The European Court of Human Rights (ECHR) ordered Russia to pay 52 thousand euros in compensation to Maxim Lapunov. He was kidnapped in 2017 and then tortured because of his homosexual orientation by Chechen security forces. This is stated in a message on the court’s website.
The ECHR did not pay attention to the fact that the Russian authorities violated the following articles of the Convention for the Protection of Human Rights and Fundamental Freedoms in relation to the man: Article 3 (prohibition of torture), Article 5 (right to liberty and security of person), Article 14 (prohibition of discrimination). The ECHR also found that the Russian authorities’ investigation into Lapunov’s case was conducted ineffectively.

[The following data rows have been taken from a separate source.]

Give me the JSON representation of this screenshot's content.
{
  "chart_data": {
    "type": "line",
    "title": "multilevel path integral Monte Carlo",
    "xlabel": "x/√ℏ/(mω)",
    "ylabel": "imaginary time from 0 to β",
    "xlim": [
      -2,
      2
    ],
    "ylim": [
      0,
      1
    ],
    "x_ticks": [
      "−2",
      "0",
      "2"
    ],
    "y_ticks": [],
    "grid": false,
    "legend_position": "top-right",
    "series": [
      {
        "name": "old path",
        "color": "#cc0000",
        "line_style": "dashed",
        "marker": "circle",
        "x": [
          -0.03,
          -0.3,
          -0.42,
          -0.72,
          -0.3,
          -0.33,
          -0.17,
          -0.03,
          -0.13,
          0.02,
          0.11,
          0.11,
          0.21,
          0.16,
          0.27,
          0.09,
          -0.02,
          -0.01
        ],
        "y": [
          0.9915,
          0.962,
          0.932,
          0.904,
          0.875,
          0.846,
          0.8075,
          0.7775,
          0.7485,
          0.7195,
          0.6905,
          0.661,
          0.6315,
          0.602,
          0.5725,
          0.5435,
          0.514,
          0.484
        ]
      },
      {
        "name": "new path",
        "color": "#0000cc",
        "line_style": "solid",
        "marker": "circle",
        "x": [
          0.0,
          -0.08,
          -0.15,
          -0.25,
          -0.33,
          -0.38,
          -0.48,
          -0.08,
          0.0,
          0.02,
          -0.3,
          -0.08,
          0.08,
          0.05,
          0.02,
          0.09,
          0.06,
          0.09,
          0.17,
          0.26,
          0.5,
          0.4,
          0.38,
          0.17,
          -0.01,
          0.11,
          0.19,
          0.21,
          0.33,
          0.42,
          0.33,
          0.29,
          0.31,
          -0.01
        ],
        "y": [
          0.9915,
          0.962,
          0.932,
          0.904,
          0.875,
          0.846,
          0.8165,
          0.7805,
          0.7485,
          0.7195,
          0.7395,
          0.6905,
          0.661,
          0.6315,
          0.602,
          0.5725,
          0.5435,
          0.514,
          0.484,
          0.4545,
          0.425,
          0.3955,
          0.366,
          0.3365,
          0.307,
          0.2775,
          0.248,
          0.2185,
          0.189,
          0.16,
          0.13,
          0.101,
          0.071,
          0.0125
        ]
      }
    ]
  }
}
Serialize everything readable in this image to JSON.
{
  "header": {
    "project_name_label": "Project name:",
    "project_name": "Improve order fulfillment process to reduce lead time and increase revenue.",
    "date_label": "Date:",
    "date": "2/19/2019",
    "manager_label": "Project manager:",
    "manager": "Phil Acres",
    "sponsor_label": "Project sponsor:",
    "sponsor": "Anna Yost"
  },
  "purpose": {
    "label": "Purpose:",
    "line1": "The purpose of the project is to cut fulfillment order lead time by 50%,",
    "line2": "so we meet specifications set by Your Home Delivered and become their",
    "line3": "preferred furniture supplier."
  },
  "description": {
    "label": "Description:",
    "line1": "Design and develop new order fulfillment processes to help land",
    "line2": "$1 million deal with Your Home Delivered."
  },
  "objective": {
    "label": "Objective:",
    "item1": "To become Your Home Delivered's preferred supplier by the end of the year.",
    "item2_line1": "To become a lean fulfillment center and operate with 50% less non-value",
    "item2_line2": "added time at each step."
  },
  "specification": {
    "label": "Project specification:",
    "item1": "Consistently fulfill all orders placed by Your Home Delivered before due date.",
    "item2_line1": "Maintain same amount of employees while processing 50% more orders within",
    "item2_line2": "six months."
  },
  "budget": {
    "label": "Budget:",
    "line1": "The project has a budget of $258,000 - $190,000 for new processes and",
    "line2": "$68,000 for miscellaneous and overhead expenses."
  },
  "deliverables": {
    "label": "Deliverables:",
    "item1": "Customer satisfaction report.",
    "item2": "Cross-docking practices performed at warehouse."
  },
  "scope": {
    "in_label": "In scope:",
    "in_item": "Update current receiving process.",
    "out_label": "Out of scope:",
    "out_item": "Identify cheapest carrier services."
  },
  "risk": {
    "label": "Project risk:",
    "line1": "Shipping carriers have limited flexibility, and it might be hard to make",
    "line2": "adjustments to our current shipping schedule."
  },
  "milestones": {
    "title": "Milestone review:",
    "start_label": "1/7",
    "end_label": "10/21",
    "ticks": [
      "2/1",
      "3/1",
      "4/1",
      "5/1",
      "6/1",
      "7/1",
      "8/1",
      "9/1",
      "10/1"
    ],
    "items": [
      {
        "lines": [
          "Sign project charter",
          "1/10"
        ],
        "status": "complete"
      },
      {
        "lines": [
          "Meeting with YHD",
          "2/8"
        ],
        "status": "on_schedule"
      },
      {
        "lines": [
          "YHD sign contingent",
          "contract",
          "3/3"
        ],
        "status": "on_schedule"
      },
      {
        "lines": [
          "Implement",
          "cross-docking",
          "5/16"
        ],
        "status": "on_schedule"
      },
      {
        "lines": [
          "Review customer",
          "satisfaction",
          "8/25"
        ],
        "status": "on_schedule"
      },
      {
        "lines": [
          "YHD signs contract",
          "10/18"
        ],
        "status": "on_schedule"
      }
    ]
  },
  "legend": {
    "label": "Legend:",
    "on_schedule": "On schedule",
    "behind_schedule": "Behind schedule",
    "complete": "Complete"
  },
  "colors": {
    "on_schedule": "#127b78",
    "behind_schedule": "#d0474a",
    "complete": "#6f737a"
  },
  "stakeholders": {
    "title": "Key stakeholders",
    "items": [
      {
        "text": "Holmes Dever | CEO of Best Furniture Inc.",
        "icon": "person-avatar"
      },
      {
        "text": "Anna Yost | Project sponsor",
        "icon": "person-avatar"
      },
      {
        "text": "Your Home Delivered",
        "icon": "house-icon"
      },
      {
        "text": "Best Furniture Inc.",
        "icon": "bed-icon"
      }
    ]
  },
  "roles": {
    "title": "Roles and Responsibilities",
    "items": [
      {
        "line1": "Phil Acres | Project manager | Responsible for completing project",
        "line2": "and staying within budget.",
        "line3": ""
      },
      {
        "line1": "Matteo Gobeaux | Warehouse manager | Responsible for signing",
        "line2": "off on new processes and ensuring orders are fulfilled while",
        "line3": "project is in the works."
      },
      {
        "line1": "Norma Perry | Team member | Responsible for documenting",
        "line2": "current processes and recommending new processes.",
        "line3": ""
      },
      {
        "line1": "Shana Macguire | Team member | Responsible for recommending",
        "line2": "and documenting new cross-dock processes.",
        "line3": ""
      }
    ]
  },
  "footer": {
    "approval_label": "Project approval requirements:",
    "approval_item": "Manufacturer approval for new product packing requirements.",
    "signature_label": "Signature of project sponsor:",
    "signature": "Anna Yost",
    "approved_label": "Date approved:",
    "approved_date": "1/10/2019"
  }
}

Lapunov filed a claim with the ECHR in May 2018 after receiving refusals from all courts in Russia. At the same time, he filed an application for asylum in one of the European countries.
In May 2019, human rights activist of the Committee against Torture Olga Sadovaya said that Lapunov received asylum in one of the European countries.
Maxim Lapunov – photographer. I came to Grozny, the capital of the Chechen Republic, from the Perm Territory. According to him, he was engaged in business for two years, but on March 16, 2017, in the evening, in a crowded square where Lapunov was selling balloons, men in civilian clothes approached him and kidnapped him. Maxim claims that he spent the next 12 days in one of the possible secret prisons in Chechnya. All this time, according to the man, he was beaten and tortured with electric shock, because he was “Russian, came to Chechnya and “spoilt” the Chechens.” They also demanded that he talk about other gay people he knows.
After Lapunov named one of the names under torture, this man was taken to prison and also beaten. The jailers filmed all the confrontations with a video camera.
Lapunov was subsequently released. He attributes this to the fact that there were many witnesses to his detention, and his relatives from the Perm region, where he is from, put him on the wanted list. However, before being released, the man was forced to leave fingerprints on the weapon and sign certain documents. After that he was taken to the station. Lapunov arrived in Essentuki and lived for some time in the shelter of the Committee against Torture. Then human rights activists introduced Lapunov to the Commissioner for Human Rights in Russia, Tatyana Moskalkova. Previously, she stated that the persecution of gays in Chechnya is a “false denunciation,” but in October 2017, Moskalkova spoke about the first official complainant about the persecution of gays in Chechnya.
In December 2018, the OSCE presented a report that also mentioned the persecution of gays in Chechnya. The organization recommended that Russian authorities begin “an investigation into the actions of the government of the Chechen Republic towards (LGBT) people in general, as well as a criminal case into alleged violations of the rights of (Maxim) Lapunov in particular.”